A new video network which allows postgraduate medical students throughout Scotland to watch operations while they are being carried out, was launched this week.

Michael Forsyth, secretary of state for Scotland, formally launched the Minimal Access Therapy Training Unit Scotland (Mattus) video network which links Scotland's three royal medical colleges and seven major hospitals.

Mattus, backed by Pounds 1.2 million from the Scottish Office and the Wolfson Foundation, is the brainchild of Alfred Cuschieri, professor of surgery at Dundee University and an expert in keyhole surgery techniques. Now director of Mattus, Professor Cuschieri chaired a working party which warned that specialist facilities were needed to train medical staff in laparoscopic and other minimally invasive techniques.

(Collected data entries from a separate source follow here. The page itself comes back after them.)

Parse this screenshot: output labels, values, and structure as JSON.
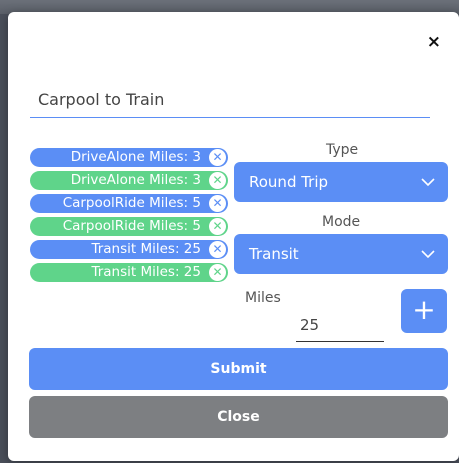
{
  "dialog": {
    "close_icon": "×",
    "title_value": "Carpool to Train"
  },
  "chips": [
    {
      "label": "DriveAlone Miles: 3",
      "color": "blue"
    },
    {
      "label": "DriveAlone Miles: 3",
      "color": "green"
    },
    {
      "label": "CarpoolRide Miles: 5",
      "color": "blue"
    },
    {
      "label": "CarpoolRide Miles: 5",
      "color": "green"
    },
    {
      "label": "Transit Miles: 25",
      "color": "blue"
    },
    {
      "label": "Transit Miles: 25",
      "color": "green"
    }
  ],
  "chip_remove_icon": "✕",
  "type": {
    "label": "Type",
    "value": "Round Trip"
  },
  "mode": {
    "label": "Mode",
    "value": "Transit"
  },
  "miles": {
    "label": "Miles",
    "value": "25"
  },
  "add_icon": "+",
  "buttons": {
    "submit": "Submit",
    "close": "Close"
  },
  "colors": {
    "accent_blue": "#5b8ef5",
    "accent_green": "#5fd48a",
    "close_gray": "#7d7f82"
  }
}
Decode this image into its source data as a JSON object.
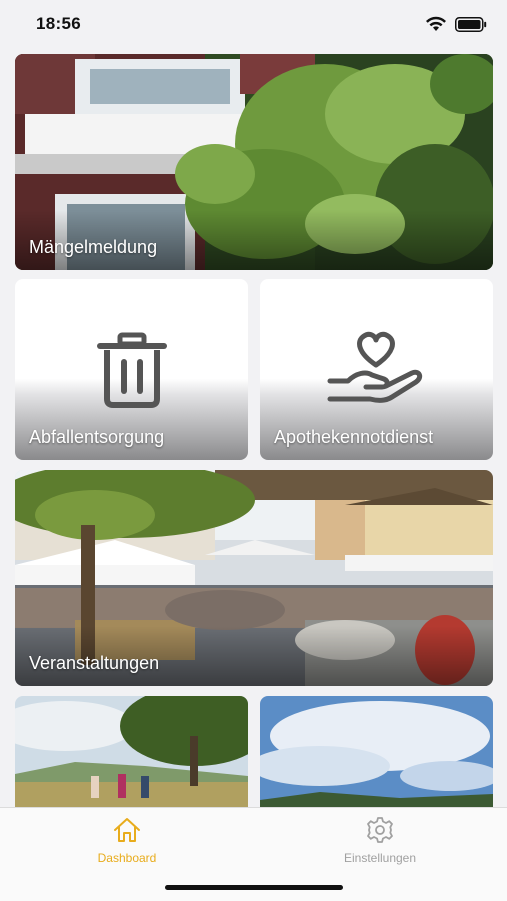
{
  "status_bar": {
    "time": "18:56"
  },
  "tiles": {
    "maengel": "Mängelmeldung",
    "abfall": "Abfallentsorgung",
    "apotheke": "Apothekennotdienst",
    "veranstaltungen": "Veranstaltungen"
  },
  "tabbar": {
    "items": [
      {
        "label": "Dashboard",
        "icon": "home-icon",
        "active": true
      },
      {
        "label": "Einstellungen",
        "icon": "gear-icon",
        "active": false
      }
    ]
  },
  "colors": {
    "accent": "#e8ac1c",
    "inactive": "#a0a0a0",
    "icon_gray": "#555555"
  }
}
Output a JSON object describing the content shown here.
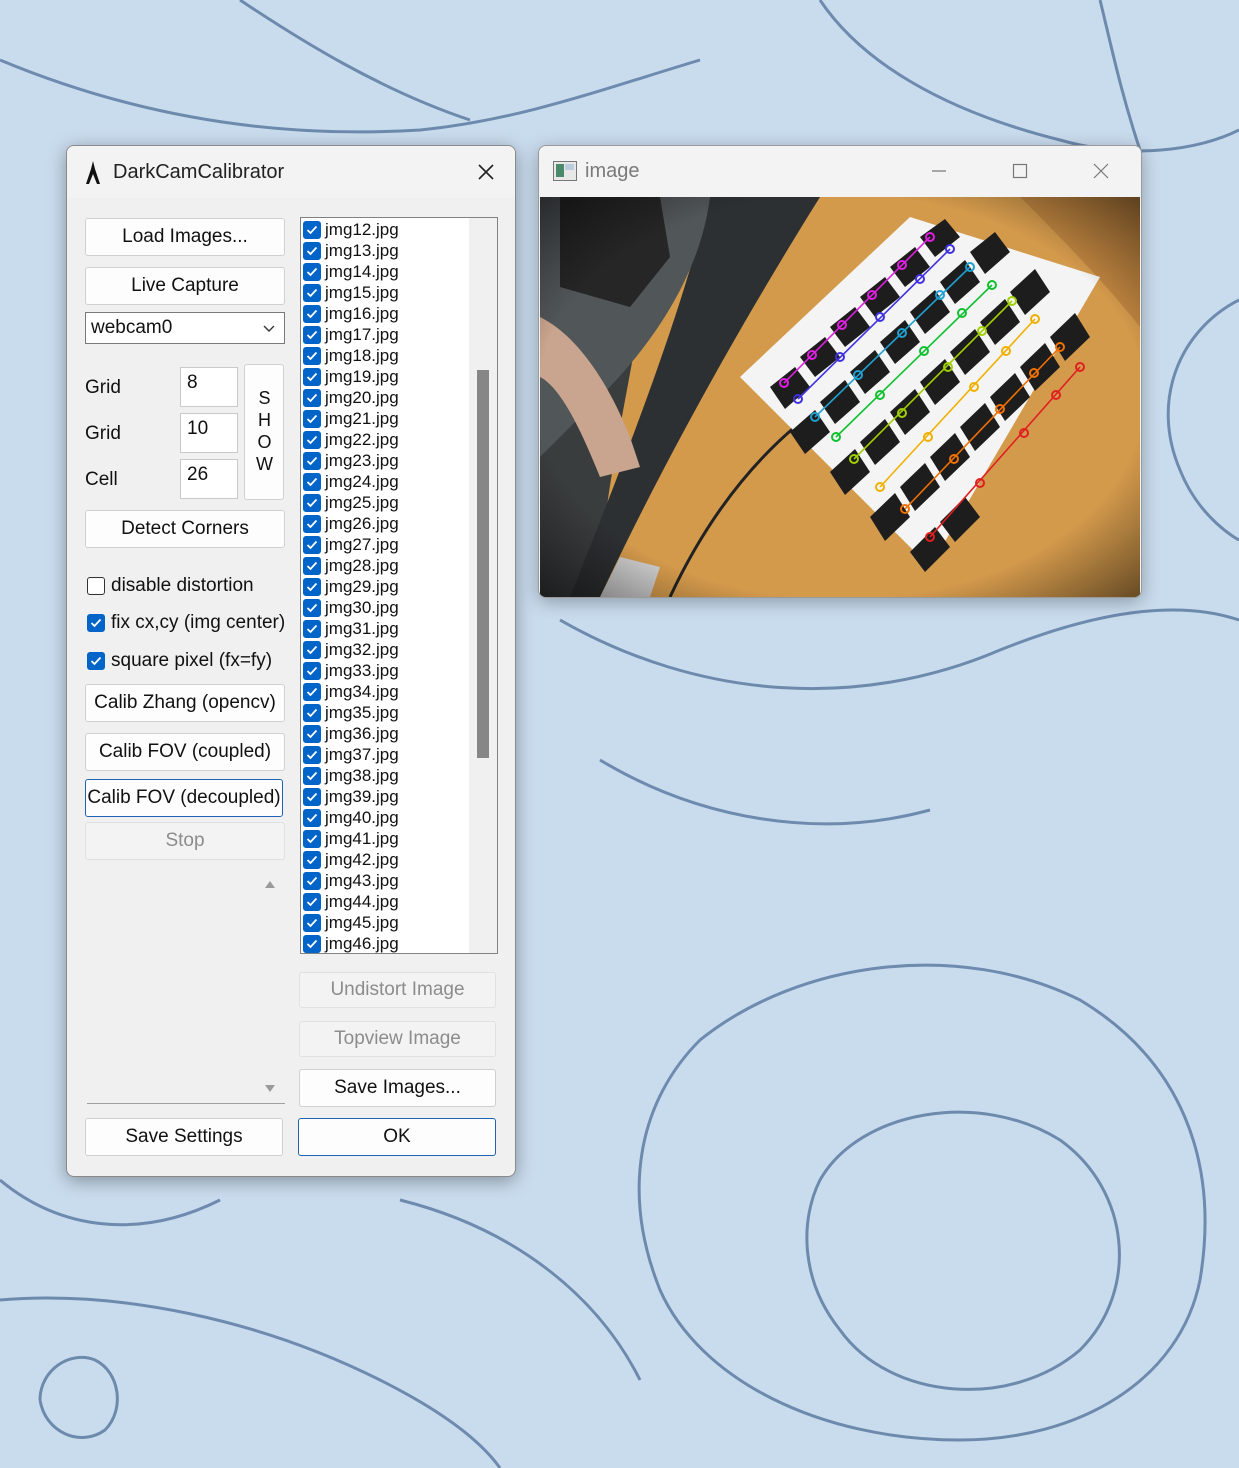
{
  "dialog": {
    "title": "DarkCamCalibrator",
    "load_images": "Load Images...",
    "live_capture": "Live Capture",
    "camera_select": "webcam0",
    "grid_label_1": "Grid",
    "grid_value_1": "8",
    "grid_label_2": "Grid",
    "grid_value_2": "10",
    "cell_label": "Cell",
    "cell_value": "26",
    "show_button": "SHOW",
    "detect_corners": "Detect Corners",
    "options": [
      {
        "label": "disable distortion",
        "checked": false
      },
      {
        "label": "fix cx,cy (img center)",
        "checked": true
      },
      {
        "label": "square pixel (fx=fy)",
        "checked": true
      }
    ],
    "calib_zhang": "Calib Zhang (opencv)",
    "calib_fov_coupled": "Calib FOV (coupled)",
    "calib_fov_decoupled": "Calib FOV (decoupled)",
    "stop": "Stop",
    "files": [
      "jmg12.jpg",
      "jmg13.jpg",
      "jmg14.jpg",
      "jmg15.jpg",
      "jmg16.jpg",
      "jmg17.jpg",
      "jmg18.jpg",
      "jmg19.jpg",
      "jmg20.jpg",
      "jmg21.jpg",
      "jmg22.jpg",
      "jmg23.jpg",
      "jmg24.jpg",
      "jmg25.jpg",
      "jmg26.jpg",
      "jmg27.jpg",
      "jmg28.jpg",
      "jmg29.jpg",
      "jmg30.jpg",
      "jmg31.jpg",
      "jmg32.jpg",
      "jmg33.jpg",
      "jmg34.jpg",
      "jmg35.jpg",
      "jmg36.jpg",
      "jmg37.jpg",
      "jmg38.jpg",
      "jmg39.jpg",
      "jmg40.jpg",
      "jmg41.jpg",
      "jmg42.jpg",
      "jmg43.jpg",
      "jmg44.jpg",
      "jmg45.jpg",
      "jmg46.jpg"
    ],
    "undistort_image": "Undistort Image",
    "topview_image": "Topview Image",
    "save_images": "Save Images...",
    "save_settings": "Save Settings",
    "ok": "OK"
  },
  "image_window": {
    "title": "image"
  },
  "colors": {
    "accent": "#0064c8",
    "wallpaper": "#c7daec"
  }
}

Trainees usually cluster round an operating table, but their view can be restricted. This is particularly problematic for laparoscopic techniques. The video network, with a split screen showing close-ups and an overview, allows them to see what is happening and to ask questions.

Norman MacKay, president of the Royal College of Physicians and Surgeons of Glasgow, said: "The ability to 'participate' in surgical procedures by live video link will enhance the educational experience of trainees, whose time for practical training is under increasing pressure. The quality of images received and the live interactive audio facilities represent a considerable improvement on the 'looking over the surgeon's shoulder' of earlier years."

Sir Robert Shields, president of the Royal College of Surgeons in Edinburgh, said it was now possible for all the Scottish colleges to share developments in surgical and medical training.